Tata Cara Pengisian Jabatan Publik
Waketum Golkar ini mengatakan, meski Pemilu tidak ditunda, kita tetap harus memikirkan terkait perlunya bangsa Indonesia membahas lebih lanjut tentang tata cara pengisian jabatan publik yang pengisian jabatannya dilakukan melalui Pemilu, seperti Presiden dan Wakil Presiden, Anggota MPR RI, DPR RI, DPD RI, hingga DPRD Kabupaten/Kota. Sehingga apabila suatu saat terjadi penundaan Pemilu yang disebabkan berbagai hal yang sudah diatur oleh UU, kita sudah mempunyai aturan yang jelas tentang pengisian berbagai jabatan publik tersebut.
” Mengingat hingga saat ini, tidak ada ketentuan dalam konstitusi maupun dalam perundangan manapun tentang tata cara pengisian jabatan publik yang disebabkan karena penundaan Pemilu,” jelas Bamsoet.
Bamsoet menerangkan, pekerjaan rumah kebangsaan lainnya yang perlu diselesaikan yakni tentang pentingnya Indonesia memiliki Pokok-Pokok Haluan Negara (PPHN).
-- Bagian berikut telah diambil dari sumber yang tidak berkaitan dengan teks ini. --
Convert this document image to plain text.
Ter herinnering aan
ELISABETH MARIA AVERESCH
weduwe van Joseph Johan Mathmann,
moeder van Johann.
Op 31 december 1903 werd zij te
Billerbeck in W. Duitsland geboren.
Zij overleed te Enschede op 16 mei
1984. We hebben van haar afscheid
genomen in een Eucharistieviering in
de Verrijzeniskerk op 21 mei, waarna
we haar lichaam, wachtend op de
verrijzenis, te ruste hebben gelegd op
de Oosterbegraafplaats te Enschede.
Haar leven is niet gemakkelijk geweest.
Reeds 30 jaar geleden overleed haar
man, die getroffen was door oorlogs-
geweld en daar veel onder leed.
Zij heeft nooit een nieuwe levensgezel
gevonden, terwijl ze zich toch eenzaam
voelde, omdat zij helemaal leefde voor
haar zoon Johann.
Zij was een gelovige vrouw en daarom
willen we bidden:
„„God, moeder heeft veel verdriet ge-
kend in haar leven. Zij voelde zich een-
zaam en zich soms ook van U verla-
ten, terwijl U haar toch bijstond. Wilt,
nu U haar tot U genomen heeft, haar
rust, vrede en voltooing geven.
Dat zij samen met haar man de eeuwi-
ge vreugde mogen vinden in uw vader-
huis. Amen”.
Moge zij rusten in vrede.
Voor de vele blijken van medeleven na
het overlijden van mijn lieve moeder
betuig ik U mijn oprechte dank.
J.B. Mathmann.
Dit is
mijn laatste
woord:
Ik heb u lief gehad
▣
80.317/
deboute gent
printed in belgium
Sehingga siapapun presidennya, tidak perlu cawe-cawe, tidak perlu khawatir terhadap berbagai program pembangunan yang telah dijalankannya.
” Karena siapapun penggantinya memiliki kewajiban untuk melanjutkan berbagai program pembangunan sesuai pedoman PPHN,” ungkapnya.
Tidak hanya PPHN, lanjutnya, MPR RI juga menerima banyak aspirasi tentang pentingnya menghadirkan kembali Utusan Golongan dalam keanggotaan MPR RI. Utusan Golongan dalam lembaga perwakilan merupakan amanat dan legasi kesejarahan, yang telah diwariskan sejak cita-cita awal kemerdekaan.
” Keberadaan Utusan Golongan memperkuat ikhtiar agar tidak ada satupun unsur elemen bangsa yang ditinggalkan. Sekaligus dapat menjadi penyeimbang peran dari keterwakilan politik yang dipegang oleh DPR dan keterwakilan daerah yang berada ditangan DPD,” pungkas Bamsoet.(sup)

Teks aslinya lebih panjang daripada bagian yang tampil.